SÉVILLE, 2 septembre (EUROPA PRESS) –
Le vice-président du Gouvernement d'Andalousie et ministre du Tourisme, de la Justice, de la Déréglementation et des Affaires Locales, Manuel Gavira, a désigné le Royaume du Maroc comme « coupable » de la crise migratoire que traverse la population de Ceuta, qu'il a qualifiée d' »invasion », et a accusé le président du gouvernement, Pedro Sánchez, et son exécutif d'être « corrompus » et « traîtres ». Il a en outre demandé au gouvernement et à l'Union européenne (UE) de suspendre « tout accord que nous avons avec le Maroc ».
Gavira a fait cette déclaration ce mercredi, lors de sa participation à la manifestation organisée à Séville en soutien aux citoyens de Ceuta, qui, comme il l'a souligné, il y a un mois « ont subi une invasion ». Le vice-président de la Commission était accompagné du porte-parole du groupe parlementaire Vox, Javier Cortés, ainsi que de députés nationaux, d'édiles et de milliers de Sévillans, qui ont défilé depuis la Puerta de Jerez jusqu'à l'Hôtel de Ville de Séville.
Dans ce contexte, Gavira a transmis un message de soutien aux habitants de Ceuta : « Nous sommes aujourd'hui dans la rue pour dire à tous les Espagnols et, bien sûr, à tous les habitants de Ceuta, qu'ils ne sont pas seuls, que Ceuta est l'Espagne, que Ceuta n'est pas une monnaie et que, tôt ou tard, nous récupérerons les rues de cette ville pour les Espagnols, pour les habitants de Ceuta.

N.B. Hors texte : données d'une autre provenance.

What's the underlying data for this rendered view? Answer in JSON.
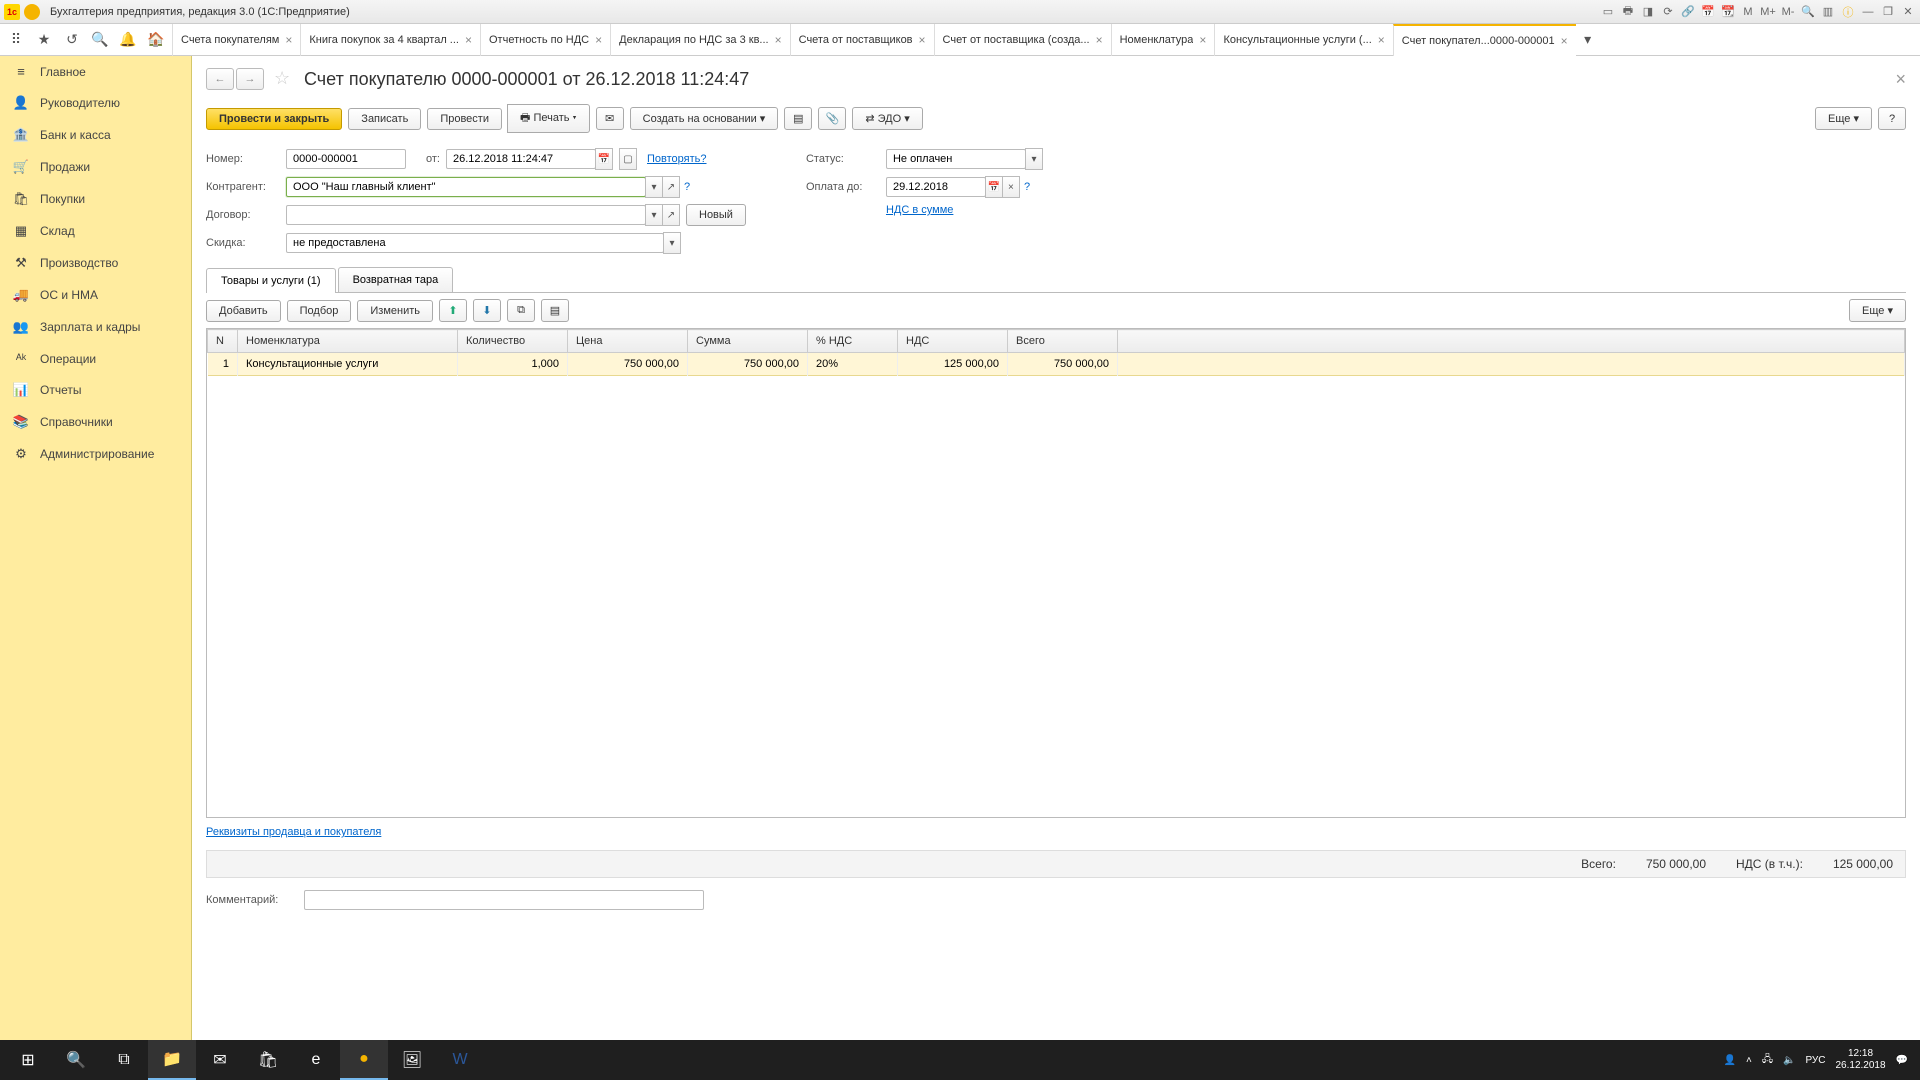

Le vice-président a déploré que « nous sommes pires qu'il y a un mois », lorsque « nous avons subi une invasion », puisque, comme il l'a souligné, « maintenant les Ceutíes, les Espagnols de Ceuta, souffrent de peur, de troubles, d'insécurité, d'attaques, de viols ». Dans ce sens, il a averti que « les familles ne peuvent pas sortir dans la rue ; les enfants ont peur d'aller à l'école ; les femmes ont peur de sortir se promener dans leurs rues », une situation qui, a-t-il demandé, « doit cesser ».
Ainsi, il a exigé que les frontières espagnoles soient « protégées » et a exigé que soient combattus « tous ceux qui défendent cette invasion », parmi lesquels il a placé « la gauche et le PSOE ». Il a également défendu la suspension de « tout accord que nous avons avec le Maroc ». « Assez d'accords de bon voisinage, car il n'y a pas de bon voisinage », a-t-il déclaré. Dans le même esprit, il s'est adressé à l'UE, à qui il a demandé de suspendre ses accords avec le Maroc.
Enfin, le vice-président de la Junta de Andalucía a garanti que Vox « se battra dans la rue et devant les tribunaux et, bien sûr, en utilisant tous les moyens légaux à sa disposition ».